Au sein du christianisme, l'ordination des femmes n'est un sujet réellement discuté qu'à partir des années 1950. Depuis lors, les Églises protestantes ont souvent adopté cette pratique, non sans provoquer quelques remous ; l'Église catholique continue de la récuser, malgré de sérieux débats internes ; enfin, l'Église orthodoxe ignore toujours la question, sauf dans des marges de sa diaspora. La diversité de ces situations montre que la question est culturelle et doctrinale.

L'androcentrisme, millénaire et universel, assujettissant les femmes aux hommes, s'est effondré en Occident. Le féminisme y a contribué, mais moins que les progrès médicaux (maîtrise de la mortalité postnatale, contraception efficace, longévité inégalée) et l'accès généralisé des femmes au travail salarié dans la société postindustrielle. Par le partage des ressources et des tâches ainsi induit au sein des couples, la société s'est acheminée vers une parité sanctionnée légalement : les femmes obtiennent le droit de vote, peuvent travailler et ouvrir un compte bancaire sans permission maritale, partagent l'autorité parentale, etc.

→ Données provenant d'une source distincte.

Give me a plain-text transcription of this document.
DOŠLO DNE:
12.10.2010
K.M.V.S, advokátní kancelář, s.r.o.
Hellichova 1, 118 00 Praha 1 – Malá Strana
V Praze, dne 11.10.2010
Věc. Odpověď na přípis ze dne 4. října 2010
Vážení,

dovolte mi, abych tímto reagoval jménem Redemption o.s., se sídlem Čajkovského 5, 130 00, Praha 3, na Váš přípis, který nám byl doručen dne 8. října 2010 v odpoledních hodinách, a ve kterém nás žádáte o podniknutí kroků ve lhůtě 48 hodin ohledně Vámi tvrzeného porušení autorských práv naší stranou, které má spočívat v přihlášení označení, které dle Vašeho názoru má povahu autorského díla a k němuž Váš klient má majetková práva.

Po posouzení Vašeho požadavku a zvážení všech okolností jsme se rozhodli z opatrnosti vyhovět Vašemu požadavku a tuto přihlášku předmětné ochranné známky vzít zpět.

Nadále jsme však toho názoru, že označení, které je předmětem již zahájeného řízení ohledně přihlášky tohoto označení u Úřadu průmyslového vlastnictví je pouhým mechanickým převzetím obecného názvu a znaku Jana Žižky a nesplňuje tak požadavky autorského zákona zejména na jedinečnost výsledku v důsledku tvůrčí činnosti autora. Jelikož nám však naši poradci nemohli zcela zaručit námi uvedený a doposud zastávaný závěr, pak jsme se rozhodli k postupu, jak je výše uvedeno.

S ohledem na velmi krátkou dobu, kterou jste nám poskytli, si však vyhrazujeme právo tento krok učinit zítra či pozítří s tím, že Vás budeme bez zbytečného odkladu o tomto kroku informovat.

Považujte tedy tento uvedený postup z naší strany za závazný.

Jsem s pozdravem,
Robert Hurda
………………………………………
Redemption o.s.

Ces évolutions sociales ont interrogé la tradition chrétienne : celle-ci exclut-elle les femmes de toute autorité pastorale et doctrinale par simple héritage du passé ou par fidélité au Nouveau Testament ? En ce qui le concerne, Jésus a toujours traité les femmes à l'égal des hommes dans le mariage (Matth. xix, 9-19) et en toute autre condition (la Samaritaine, la femme adultère, etc.). Il les a associées à son ministère (Luc viii, 1-3) et les quatre Évangiles montrent qu'il les a choisies comme premiers témoins de sa résurrection. Certes, aucune femme ne figure parmi les apôtres, mais ce choix – avertissement à tout le peuple (c'est-à-dire aux douze tribus d'Israël), qui sera jugé par les Douze (les douze fils de Jacob, Matth. xix, 28) – aurait perdu son sens symbolique si Jésus y avait inclus une femme ou un samaritain.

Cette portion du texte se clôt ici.